Я и попробовал. Движимый этой ещё неведомой страстью, я, уже вполне осознанно стал превращать абстрактную и безликую снежную бабу в конкретный скульптурный портрет. И вот наступила минута, когда кто-то из мальчишек, молча и терпеливо наблюдавший за этим загадочно свершающимся на их глазах превращением, тихо и удивлённо прошептал:
— Жек, а Жек, знаешь кто у тебя получился? Хошь, я у деда очки стащу? Ему очков не хватает.

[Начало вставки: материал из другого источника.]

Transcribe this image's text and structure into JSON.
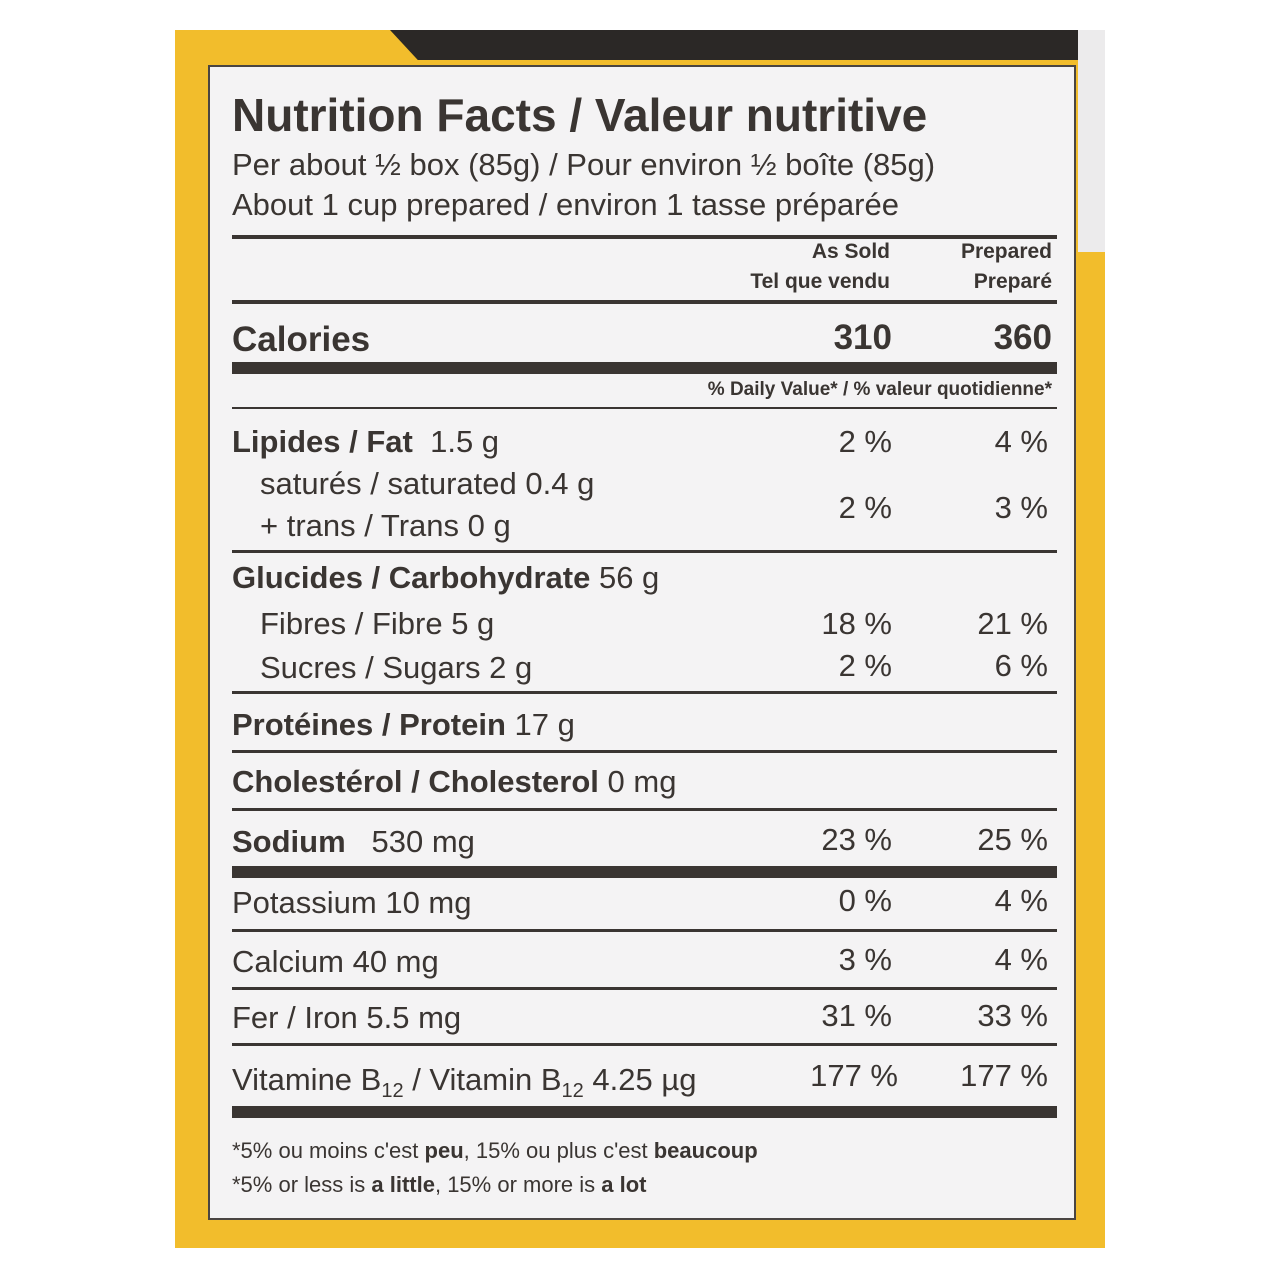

— Тащи, — вдохновенно откликнулся я.
Через пять минут очки завершили сходство снежной фигуры с портретом всесоюзного старосты Михаила Ивановича Калинина. Работа была закончена, и я уже чувствовал, что дальше творить — только портить. Да и руки у меня заледенели от холода. Но что-то удерживало меня во дворе, чего-то мне не хватало. Может, зрителей, а, стало быть, и признания. Это, наверное, в любом деле так, а у людей творческих особенно: нам только кажется, что мы для самих себя творим, а если честно, положа руку на сердце, только того и ждём, чтобы о нас кто-то доброе слово молвил. Вот и я в тот день его ждал, наверное.
А тут ещё Вовка, тот самый, что притащил мне дедовы очки, вдруг спрашивает:
— А Сталина слабо?
— Не слабо, — откликнулся я. — Сниму очки и бороду, и будет Сталин.
Меня уже несло. Михаила Ивановича мне уже было мало. Ещё не зная, даже не догадываясь о том, что всё гениальное рождается посредством отсечения от целого всего лишнего, я с лёгкостью необыкновенной снял очки с холодного носа всесоюзного старосты и отлепил от него козлиную бородёнку… И получился Сталин.
Схватив дедовы очки, Вовка убежал домой, а я остался пожинать лавры. Я ждал признания и оно пришло. О, этот сладкий, ни с чем не сравнимый миг, который рано или поздно, наверное, дано испытать любому творцу. Да что говорить!